Judges have ruled that a ban preventing an Italian couple from screening embryos for cystic fibrosis before starting in vitro fertilisation breached human rights laws.
In its 28 August judgement of the case of Costa and Pavan v. Italy (application no. 54270/10), the European Court of Human Rights decided that Italy had violated Rosetta Costa and Walter Pavan’s right to respect for their private and family life.
The couple found out that they were healthy carriers of the disease in 2006, after their daughter was born with cycstic fibrosis.
The couple now want to have a child by in vitro fertilisation (‘IVF’), so that the embryo can be genetically screened prior to implantation (preimplantation diagnosis – ‘PID’).

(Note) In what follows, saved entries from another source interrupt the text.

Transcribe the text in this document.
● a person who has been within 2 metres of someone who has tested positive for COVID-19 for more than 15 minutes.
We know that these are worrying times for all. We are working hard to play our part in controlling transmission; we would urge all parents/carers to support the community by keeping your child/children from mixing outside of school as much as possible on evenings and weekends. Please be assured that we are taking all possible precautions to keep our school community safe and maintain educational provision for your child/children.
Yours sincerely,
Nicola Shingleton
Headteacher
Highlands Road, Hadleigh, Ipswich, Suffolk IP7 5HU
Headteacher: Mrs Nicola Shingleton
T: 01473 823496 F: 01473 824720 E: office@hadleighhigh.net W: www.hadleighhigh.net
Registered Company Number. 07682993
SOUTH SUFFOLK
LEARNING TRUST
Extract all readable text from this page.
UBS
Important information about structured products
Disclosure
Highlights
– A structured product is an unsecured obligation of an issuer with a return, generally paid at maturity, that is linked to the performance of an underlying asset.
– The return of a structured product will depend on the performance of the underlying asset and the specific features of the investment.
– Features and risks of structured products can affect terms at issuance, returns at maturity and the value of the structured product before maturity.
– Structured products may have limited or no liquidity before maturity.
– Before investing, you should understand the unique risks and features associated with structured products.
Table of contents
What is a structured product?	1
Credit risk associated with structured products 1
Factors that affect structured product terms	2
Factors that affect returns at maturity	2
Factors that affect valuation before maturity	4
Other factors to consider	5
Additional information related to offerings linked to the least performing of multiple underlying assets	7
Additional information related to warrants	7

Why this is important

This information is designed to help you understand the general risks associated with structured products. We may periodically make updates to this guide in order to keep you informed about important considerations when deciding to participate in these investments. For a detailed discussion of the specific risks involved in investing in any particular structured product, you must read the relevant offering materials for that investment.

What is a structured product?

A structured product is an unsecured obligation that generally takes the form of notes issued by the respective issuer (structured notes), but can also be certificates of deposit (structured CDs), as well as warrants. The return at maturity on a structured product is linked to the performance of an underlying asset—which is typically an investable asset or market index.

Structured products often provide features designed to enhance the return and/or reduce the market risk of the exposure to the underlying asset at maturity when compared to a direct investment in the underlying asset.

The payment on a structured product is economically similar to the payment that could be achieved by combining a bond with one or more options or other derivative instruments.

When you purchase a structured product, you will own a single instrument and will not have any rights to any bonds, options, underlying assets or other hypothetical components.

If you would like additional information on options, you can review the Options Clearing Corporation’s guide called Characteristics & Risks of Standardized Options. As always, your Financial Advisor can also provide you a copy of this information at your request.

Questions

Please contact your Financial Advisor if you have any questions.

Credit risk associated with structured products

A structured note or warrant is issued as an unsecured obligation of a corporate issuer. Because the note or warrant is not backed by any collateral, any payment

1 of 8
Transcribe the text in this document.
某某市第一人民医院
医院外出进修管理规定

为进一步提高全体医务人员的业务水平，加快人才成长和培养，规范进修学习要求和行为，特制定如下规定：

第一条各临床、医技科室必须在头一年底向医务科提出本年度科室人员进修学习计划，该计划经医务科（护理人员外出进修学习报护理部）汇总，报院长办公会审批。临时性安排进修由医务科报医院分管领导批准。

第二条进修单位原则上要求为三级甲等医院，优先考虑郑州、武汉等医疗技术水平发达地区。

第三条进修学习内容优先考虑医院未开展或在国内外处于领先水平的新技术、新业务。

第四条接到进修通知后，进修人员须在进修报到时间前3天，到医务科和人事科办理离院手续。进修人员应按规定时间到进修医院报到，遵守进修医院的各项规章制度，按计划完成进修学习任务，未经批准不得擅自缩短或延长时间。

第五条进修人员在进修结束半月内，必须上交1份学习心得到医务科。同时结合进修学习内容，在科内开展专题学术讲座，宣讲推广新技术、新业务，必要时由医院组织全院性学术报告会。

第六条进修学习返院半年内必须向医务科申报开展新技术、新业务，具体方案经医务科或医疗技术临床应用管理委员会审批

Italian law prohibits PID3. It does allow IVF for sterile couples or those in which the man has a sexually transmissible disease4 such as HIV or hepatitis B and C, to avoid the risk of transmitting the infection.
The court noted the inconsistency in Italian law that denied the couple access to embryo screening but authorised medically-assisted termination of pregnancy if the foetus showed symptoms of the same disease.
The Court concluded that the interference with the applicants’ right to respect for their private and family life was disproportionate.
Under the terms of Just Satisfaction, the court held that Italy was to pay the applicants 15,000 euros (EUR) in respect of nonpecuniary damage and EUR 2,500 in respect of costs and expenses.